In queste pagine abbiamo cercato di limitare, se possibile, ad alcune questioni la discussione ed il confronto poiché riteniamo che, se da una parte va aperto un confronto teorico serio, dall’altra non possiamo non misurarci con i momenti di resistenza che si stanno esprimendo nel nostro paese ed a livello internazionale. Infatti se è vero che queste lotte concrete spesso hanno il limite dello specifico e del localismo è anche vero che sono il prodotto di una dinamica generale, come noi almeno crediamo, e coinvolgono settori sociali che vanno oltre la sola dimensione di classe.

Se è vero che le lotte che avvengono in America Latina, in Africa o in Asia hanno un carattere più spiccatamente di classe se non direttamente proletario, le lotte che si sviluppano nel cuore dei paesi sviluppati, seppure hanno le stesse cause generali, coinvolgono settori sociali diversificati, settori che se da una parte “nascondono” il carattere anticapitalista di queste lotte dall’altra ci pongono il problema di capire chi oggi è danneggiato dall’attuale sviluppo ed chi ha interesse, anche qui da noi, ad un’altra prospettiva sociale.

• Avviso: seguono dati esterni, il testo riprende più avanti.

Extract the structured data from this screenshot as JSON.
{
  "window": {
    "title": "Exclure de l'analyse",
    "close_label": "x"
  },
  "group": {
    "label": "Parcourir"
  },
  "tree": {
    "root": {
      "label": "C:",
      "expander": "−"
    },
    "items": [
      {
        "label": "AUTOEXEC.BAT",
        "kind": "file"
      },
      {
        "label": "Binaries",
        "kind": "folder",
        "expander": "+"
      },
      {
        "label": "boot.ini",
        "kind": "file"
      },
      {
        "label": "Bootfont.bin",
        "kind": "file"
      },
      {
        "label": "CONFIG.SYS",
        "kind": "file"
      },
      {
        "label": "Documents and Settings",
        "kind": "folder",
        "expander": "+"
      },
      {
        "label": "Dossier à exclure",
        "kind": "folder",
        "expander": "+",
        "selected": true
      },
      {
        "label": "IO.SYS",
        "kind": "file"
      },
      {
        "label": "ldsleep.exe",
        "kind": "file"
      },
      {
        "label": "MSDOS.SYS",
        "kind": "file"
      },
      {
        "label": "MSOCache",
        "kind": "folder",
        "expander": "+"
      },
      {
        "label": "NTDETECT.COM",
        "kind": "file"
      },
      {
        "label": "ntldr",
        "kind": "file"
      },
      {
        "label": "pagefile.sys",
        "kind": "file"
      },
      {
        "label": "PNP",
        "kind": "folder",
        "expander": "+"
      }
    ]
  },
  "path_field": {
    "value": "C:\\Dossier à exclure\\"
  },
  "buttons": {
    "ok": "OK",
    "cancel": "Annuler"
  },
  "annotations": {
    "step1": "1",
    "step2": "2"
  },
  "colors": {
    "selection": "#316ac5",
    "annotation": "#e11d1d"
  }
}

In termini più generali pensiamo che queste lotte, per quanto diversificate, in realtà possono essere il segno di una incipiente crisi di egemonia che sarebbe miope pensare di poter piegare alle esigenze politiche contingenti di questa o quella forza politica, ma che non possiamo ne nasconderci ne sottovalutare in funzione di una prospettiva di cambiamento.

In conclusione riteniamo che se ci limitassimo al “marxismo scolastico” si potrebbe, banalmente, affermare che nei fondamentali di Marx è già stato tutto descritto ed inquadrato per cui il nostro agire politico dovrebbe limitarsi alla semplice enunciazione e diffusione di queste argomentazioni. Noi riteniamo, invece, che tale atteggiamento, oltre a non fotografare la realtà attuale in maniera adeguata, offende e svilisce il metodo e l’analisi marxiana che, come dovrebbe essere ampiamente noto, non sono un’ arte della preveggenza e del futuribile. Se utilizzando Marx il movimento comunista, in oltre 150 anni di storia, è stato in grado, con tempi e forme sicuramente diverse a seconda delle fasi e dei contesti, di elaborare una discreta critica dell’economia politica lo stesso risultato non è stato possibile acquisire quando si è trattato di mettere in campo una convincente critica del capitalismo maturo dal punto di vista della possibile razionalità e/o equilibrio ecologico. Questa affermazione, per quanto netta, non, è per noi, una pietra dello scandalo ma rappresenta uno stimolo, che raccogliamo, per far avanzare la ricerca e l’indispensabile affinamento delle armi della critica. Un passaggio che vogliamo acquisire per affermare, nel movimento reale, l’urgenza della trasformazione e di una battaglia organizzata per il superamento dello stato di cose presenti.